Now, at last, she looked at him with suspicion.
"How...why, do you know all that?"
"You could say I've taken a special interest in you." She swayed, face going green and eyes widening. Apprehension, unease, nausea. The mask fell back into place on her face, though her legs backed off from his desk. She didn't sound angry anymore. Or scared. She sounded tired.
"What do you want?"
"I told you, I would like to help you."
"You're lying. Leave me alone."
"You will see my sincerity for yourself very soon. Everyone else assumes your anger means you're stupid. But you're not stupid, are you Penny? You're hurt. And your planning." He earned the glare again and a calculated,
"I don't know what you're talking about."

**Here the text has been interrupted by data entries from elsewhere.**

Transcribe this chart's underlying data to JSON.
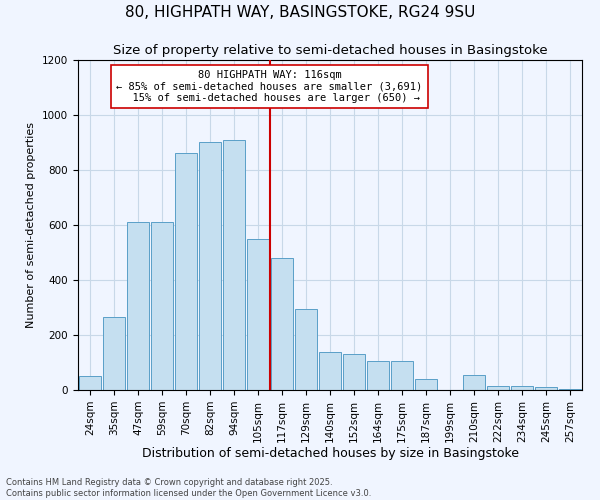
{
  "title": "80, HIGHPATH WAY, BASINGSTOKE, RG24 9SU",
  "subtitle": "Size of property relative to semi-detached houses in Basingstoke",
  "xlabel": "Distribution of semi-detached houses by size in Basingstoke",
  "ylabel": "Number of semi-detached properties",
  "categories": [
    "24sqm",
    "35sqm",
    "47sqm",
    "59sqm",
    "70sqm",
    "82sqm",
    "94sqm",
    "105sqm",
    "117sqm",
    "129sqm",
    "140sqm",
    "152sqm",
    "164sqm",
    "175sqm",
    "187sqm",
    "199sqm",
    "210sqm",
    "222sqm",
    "234sqm",
    "245sqm",
    "257sqm"
  ],
  "values": [
    50,
    265,
    610,
    610,
    860,
    900,
    910,
    550,
    480,
    295,
    140,
    130,
    105,
    105,
    40,
    0,
    55,
    15,
    15,
    10,
    5
  ],
  "bar_color": "#c5dff0",
  "bar_edge_color": "#5a9fc8",
  "vline_color": "#cc0000",
  "vline_bin": 8,
  "property_label": "80 HIGHPATH WAY: 116sqm",
  "pct_smaller": 85,
  "count_smaller": 3691,
  "pct_larger": 15,
  "count_larger": 650,
  "ylim": [
    0,
    1200
  ],
  "yticks": [
    0,
    200,
    400,
    600,
    800,
    1000,
    1200
  ],
  "title_fontsize": 11,
  "subtitle_fontsize": 9.5,
  "xlabel_fontsize": 9,
  "ylabel_fontsize": 8,
  "tick_fontsize": 7.5,
  "annot_fontsize": 7.5,
  "footnote_fontsize": 6,
  "background_color": "#f0f5ff",
  "grid_color": "#c8d8e8",
  "footnote": "Contains HM Land Registry data © Crown copyright and database right 2025.\nContains public sector information licensed under the Open Government Licence v3.0."
}
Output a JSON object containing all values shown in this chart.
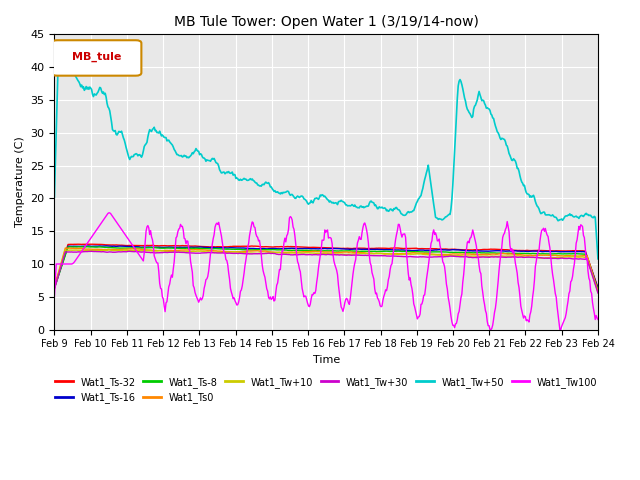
{
  "title": "MB Tule Tower: Open Water 1 (3/19/14-now)",
  "xlabel": "Time",
  "ylabel": "Temperature (C)",
  "ylim": [
    0,
    45
  ],
  "xlim": [
    0,
    15
  ],
  "x_tick_labels": [
    "Feb 9",
    "Feb 10",
    "Feb 11",
    "Feb 12",
    "Feb 13",
    "Feb 14",
    "Feb 15",
    "Feb 16",
    "Feb 17",
    "Feb 18",
    "Feb 19",
    "Feb 20",
    "Feb 21",
    "Feb 22",
    "Feb 23",
    "Feb 24"
  ],
  "legend_label": "MB_tule",
  "background_color": "#ffffff",
  "plot_bg_color": "#e8e8e8",
  "series": [
    {
      "name": "Wat1_Ts-32",
      "color": "#ff0000"
    },
    {
      "name": "Wat1_Ts-16",
      "color": "#0000cc"
    },
    {
      "name": "Wat1_Ts-8",
      "color": "#00cc00"
    },
    {
      "name": "Wat1_Ts0",
      "color": "#ff8800"
    },
    {
      "name": "Wat1_Tw+10",
      "color": "#cccc00"
    },
    {
      "name": "Wat1_Tw+30",
      "color": "#cc00cc"
    },
    {
      "name": "Wat1_Tw+50",
      "color": "#00cccc"
    },
    {
      "name": "Wat1_Tw100",
      "color": "#ff00ff"
    }
  ]
}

"Of course you do. But don't worry. It will be our little secret. I'm going to tell the principal we had a good talk and I think that's all you will need. That you're very sorry, and you're ready to go back to class now. You are ready to return to class, aren't you Penny?" She still regarded him with cautious suspicion, but wasn't sure what else to do but nod.
"I could tell them you're a creep." She might not have meant to say that out loud. But he responded with the same calm.
"We both know no one will believe you." And they did. She did. So she said nothing more. The confusion still played over her face as her juvenile mind raced to try to figure out what this is and what it meant. She only glanced back at the grinning man once as she left the office.